For CountDownLatch, state is initialized to N, the number of tasks to wait for.

Each worker finishes and calls countDown(), which reduces state by one using CAS. When state finally reaches 0, the waiting thread is unparked and await() returns.

Most custom synchronizers use either:

  • exclusive mode: tryAcquire / tryRelease
  • shared mode: tryAcquireShared / tryReleaseShared

But AQS can support both modes in one synchronizer, as seen in ReentrantReadWriteLock.

Semaphore: allowing multiple threads in at once

Unlike synchronized and ReentrantLock, which allow only one thread at a time to access a resource, Semaphore can permit several threads to proceed concurrently.

Conceptually, Semaphore maintains a number of permits.

  • acquire() blocks until a permit becomes available, then takes one
  • release() returns a permit, potentially waking a blocked thread

There is no actual permit object; the semaphore only tracks the permit count.

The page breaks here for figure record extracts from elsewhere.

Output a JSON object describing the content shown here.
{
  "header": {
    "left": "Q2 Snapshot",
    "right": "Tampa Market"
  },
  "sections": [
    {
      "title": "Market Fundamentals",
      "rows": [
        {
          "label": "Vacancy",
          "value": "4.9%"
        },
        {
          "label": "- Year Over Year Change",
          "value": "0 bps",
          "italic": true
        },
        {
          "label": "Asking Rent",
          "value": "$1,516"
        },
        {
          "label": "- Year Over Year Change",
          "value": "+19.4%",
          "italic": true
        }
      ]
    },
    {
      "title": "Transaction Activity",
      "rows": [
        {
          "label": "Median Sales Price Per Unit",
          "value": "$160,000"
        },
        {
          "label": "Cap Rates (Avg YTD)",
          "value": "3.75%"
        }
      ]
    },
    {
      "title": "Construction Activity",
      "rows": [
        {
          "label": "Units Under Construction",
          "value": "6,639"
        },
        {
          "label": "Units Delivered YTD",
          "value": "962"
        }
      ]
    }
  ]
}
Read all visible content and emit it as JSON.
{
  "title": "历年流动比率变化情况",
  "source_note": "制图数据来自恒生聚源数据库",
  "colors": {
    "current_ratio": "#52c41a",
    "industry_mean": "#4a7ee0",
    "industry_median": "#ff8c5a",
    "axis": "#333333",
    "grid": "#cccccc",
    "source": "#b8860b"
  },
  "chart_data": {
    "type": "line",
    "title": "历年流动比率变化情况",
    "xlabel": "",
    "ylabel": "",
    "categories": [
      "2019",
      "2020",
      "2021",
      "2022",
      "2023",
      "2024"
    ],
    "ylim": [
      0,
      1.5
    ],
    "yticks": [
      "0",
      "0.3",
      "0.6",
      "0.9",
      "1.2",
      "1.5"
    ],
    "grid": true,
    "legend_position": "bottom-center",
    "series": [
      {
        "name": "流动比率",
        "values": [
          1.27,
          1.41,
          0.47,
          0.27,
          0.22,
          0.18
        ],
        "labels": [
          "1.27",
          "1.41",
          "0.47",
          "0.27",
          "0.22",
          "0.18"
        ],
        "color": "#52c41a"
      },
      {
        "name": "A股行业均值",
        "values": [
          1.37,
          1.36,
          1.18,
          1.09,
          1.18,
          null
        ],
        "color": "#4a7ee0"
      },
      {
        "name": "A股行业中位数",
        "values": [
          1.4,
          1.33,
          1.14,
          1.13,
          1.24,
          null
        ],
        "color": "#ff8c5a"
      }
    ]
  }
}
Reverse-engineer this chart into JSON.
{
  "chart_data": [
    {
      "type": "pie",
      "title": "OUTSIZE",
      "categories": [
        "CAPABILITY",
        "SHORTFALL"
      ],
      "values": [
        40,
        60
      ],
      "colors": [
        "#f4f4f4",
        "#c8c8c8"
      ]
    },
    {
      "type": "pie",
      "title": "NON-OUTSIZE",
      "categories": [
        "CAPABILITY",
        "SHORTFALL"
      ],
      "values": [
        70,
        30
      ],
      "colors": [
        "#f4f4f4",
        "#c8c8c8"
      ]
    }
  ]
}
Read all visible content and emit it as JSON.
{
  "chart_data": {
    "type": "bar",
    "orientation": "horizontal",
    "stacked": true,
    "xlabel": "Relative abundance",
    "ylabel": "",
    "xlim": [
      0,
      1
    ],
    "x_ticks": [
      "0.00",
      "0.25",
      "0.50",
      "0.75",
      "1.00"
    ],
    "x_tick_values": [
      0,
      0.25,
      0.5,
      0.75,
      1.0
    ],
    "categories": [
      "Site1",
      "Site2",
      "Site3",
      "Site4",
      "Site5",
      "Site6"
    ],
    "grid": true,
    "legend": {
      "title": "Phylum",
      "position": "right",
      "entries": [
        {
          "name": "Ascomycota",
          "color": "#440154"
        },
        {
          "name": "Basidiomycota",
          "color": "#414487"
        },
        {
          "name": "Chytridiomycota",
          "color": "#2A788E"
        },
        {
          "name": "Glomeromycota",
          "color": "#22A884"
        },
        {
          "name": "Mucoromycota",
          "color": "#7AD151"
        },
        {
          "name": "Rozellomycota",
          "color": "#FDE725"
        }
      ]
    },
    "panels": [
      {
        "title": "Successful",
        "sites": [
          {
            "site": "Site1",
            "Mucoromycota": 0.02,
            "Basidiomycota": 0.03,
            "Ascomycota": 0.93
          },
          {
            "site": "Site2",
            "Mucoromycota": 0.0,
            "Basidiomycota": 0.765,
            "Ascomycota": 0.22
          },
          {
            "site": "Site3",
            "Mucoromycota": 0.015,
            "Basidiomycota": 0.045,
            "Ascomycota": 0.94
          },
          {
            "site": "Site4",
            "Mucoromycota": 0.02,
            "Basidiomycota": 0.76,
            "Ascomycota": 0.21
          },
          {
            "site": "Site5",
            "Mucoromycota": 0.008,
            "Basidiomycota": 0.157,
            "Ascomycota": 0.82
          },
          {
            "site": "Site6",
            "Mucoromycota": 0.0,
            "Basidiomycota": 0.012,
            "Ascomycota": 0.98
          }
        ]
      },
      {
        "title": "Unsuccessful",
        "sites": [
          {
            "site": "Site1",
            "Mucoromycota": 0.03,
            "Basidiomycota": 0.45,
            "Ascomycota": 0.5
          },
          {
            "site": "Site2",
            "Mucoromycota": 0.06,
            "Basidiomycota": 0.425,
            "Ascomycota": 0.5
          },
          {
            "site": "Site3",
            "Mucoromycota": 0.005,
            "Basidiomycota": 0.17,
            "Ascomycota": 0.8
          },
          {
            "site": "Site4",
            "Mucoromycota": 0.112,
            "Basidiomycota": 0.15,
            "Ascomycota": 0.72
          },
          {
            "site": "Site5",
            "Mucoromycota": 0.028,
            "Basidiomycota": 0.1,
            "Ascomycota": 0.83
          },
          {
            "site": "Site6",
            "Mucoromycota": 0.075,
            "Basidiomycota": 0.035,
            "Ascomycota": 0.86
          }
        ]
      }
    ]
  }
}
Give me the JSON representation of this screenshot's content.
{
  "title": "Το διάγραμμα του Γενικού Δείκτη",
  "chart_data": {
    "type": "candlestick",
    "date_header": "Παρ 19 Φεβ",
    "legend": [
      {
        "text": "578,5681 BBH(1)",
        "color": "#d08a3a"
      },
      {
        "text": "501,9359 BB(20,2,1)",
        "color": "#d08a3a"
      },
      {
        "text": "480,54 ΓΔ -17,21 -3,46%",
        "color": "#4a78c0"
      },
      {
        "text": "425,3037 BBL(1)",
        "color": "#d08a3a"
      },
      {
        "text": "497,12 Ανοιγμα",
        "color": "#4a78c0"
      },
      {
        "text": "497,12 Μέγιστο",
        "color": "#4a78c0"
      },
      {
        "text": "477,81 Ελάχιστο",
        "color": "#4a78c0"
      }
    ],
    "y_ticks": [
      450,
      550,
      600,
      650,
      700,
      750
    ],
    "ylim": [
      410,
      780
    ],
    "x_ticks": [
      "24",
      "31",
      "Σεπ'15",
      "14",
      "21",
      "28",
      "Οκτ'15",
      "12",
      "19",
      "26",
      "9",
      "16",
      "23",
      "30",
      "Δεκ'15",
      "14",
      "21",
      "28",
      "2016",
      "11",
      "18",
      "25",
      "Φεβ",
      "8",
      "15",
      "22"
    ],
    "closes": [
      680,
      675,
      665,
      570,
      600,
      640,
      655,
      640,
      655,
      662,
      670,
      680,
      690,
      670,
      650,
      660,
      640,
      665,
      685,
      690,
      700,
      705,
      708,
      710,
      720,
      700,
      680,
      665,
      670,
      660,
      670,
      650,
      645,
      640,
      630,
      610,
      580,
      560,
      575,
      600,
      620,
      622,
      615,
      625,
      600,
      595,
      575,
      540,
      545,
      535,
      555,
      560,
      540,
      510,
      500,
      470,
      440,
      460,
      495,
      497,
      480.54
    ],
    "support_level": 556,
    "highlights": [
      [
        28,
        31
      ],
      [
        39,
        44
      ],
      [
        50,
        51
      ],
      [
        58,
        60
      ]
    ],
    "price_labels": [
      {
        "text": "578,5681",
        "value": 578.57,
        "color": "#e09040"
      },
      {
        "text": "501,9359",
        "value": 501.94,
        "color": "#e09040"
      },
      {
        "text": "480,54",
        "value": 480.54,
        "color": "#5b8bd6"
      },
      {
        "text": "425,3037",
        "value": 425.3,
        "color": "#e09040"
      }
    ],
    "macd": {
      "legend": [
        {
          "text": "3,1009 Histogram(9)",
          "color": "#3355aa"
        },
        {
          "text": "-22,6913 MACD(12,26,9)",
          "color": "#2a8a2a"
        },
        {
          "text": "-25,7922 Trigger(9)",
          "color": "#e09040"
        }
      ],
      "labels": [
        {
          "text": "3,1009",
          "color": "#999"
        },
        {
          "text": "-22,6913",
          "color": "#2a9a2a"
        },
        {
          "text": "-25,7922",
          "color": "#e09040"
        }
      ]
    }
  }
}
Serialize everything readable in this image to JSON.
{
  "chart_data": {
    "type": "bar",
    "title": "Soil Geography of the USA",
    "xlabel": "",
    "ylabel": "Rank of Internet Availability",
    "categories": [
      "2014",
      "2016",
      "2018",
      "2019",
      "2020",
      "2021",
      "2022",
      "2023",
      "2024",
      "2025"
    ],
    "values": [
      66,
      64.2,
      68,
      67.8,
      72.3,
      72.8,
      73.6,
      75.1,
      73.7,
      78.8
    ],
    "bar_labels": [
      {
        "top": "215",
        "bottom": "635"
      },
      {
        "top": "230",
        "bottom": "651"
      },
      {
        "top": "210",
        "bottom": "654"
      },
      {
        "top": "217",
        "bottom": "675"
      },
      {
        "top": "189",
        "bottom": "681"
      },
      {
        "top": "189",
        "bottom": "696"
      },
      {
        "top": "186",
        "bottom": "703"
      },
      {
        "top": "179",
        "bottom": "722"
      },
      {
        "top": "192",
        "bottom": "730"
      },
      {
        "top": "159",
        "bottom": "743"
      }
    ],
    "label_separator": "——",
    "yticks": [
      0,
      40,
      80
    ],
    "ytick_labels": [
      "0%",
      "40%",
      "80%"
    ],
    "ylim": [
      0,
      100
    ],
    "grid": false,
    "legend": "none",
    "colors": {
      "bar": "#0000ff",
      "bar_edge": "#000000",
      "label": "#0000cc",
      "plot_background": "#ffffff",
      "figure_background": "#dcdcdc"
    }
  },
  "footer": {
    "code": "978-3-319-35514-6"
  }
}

You can also acquire or release multiple permits at once, though that is less common.

Another commonly used method is tryAcquire(), which returns false immediately if no permit is available.

Semaphore supports both fair and non-fair modes:

  • Fair mode: permits are granted in FIFO order
  • Non-fair mode: threads may barge in and compete aggressively

Its constructors require the number of permits, and one constructor also accepts a fairness flag. The default is non-fair mode.

Like CountDownLatch, Semaphore is implemented as a shared lock on top of AQS. Its state starts as permits. If more threads arrive than the permit count allows, the extra threads are parked and repeatedly check whether state > 0. When a running thread calls release(), state increases by one, allowing one of the waiting threads to succeed.

That is how a semaphore limits the number of concurrently executing threads.

CountDownLatch: a countdown gate

CountDownLatch lets one or more threads wait until a set of other operations has completed.

Internally, it is also a shared-lock style AQS implementation. Its state is initialized to count.

When a thread calls countDown(), tryReleaseShared reduces state through CAS. When another thread calls await(), it blocks as long as state != 0. Only when state reaches 0 are the waiting threads released.

Two classic uses of CountDownLatch

Waiting for several threads to finish before continuing

Initialize the latch with n:

new CountDownLatch(n)

Each worker thread calls countDown() when it finishes. The waiting thread calls await() and resumes only when the count reaches zero.

A typical example is service startup: the main thread waits for several components to load before moving on.

Making multiple threads start at the same time

To maximize parallel start timing, initialize the latch with 1:

new CountDownLatch(1)

All worker threads call await() first and remain blocked. When the main thread calls countDown(), the count becomes zero and they all begin together. This is like a starting gun in a race.

How the interaction works

If there are, say, 550 requests to process, the main thread can wait until all 550 have completed and only then continue with something like:

System.out.println("finish");

The typical pattern is:

  • the main thread starts worker threads
  • the main thread immediately calls await()
  • each worker holds a reference to the latch and calls countDown() when done
  • once all workers have counted down, the main thread resumes

A common trap

Improper use of await() can easily cause deadlock-like behavior.

If the code is written in a way that prevents the count from ever reaching zero, the waiting thread will block forever. This kind of bug is especially easy to introduce in loops where some branch skips the required countDown() call.

That makes CountDownLatch simple in concept, but unforgiving if the countdown logic is incomplete.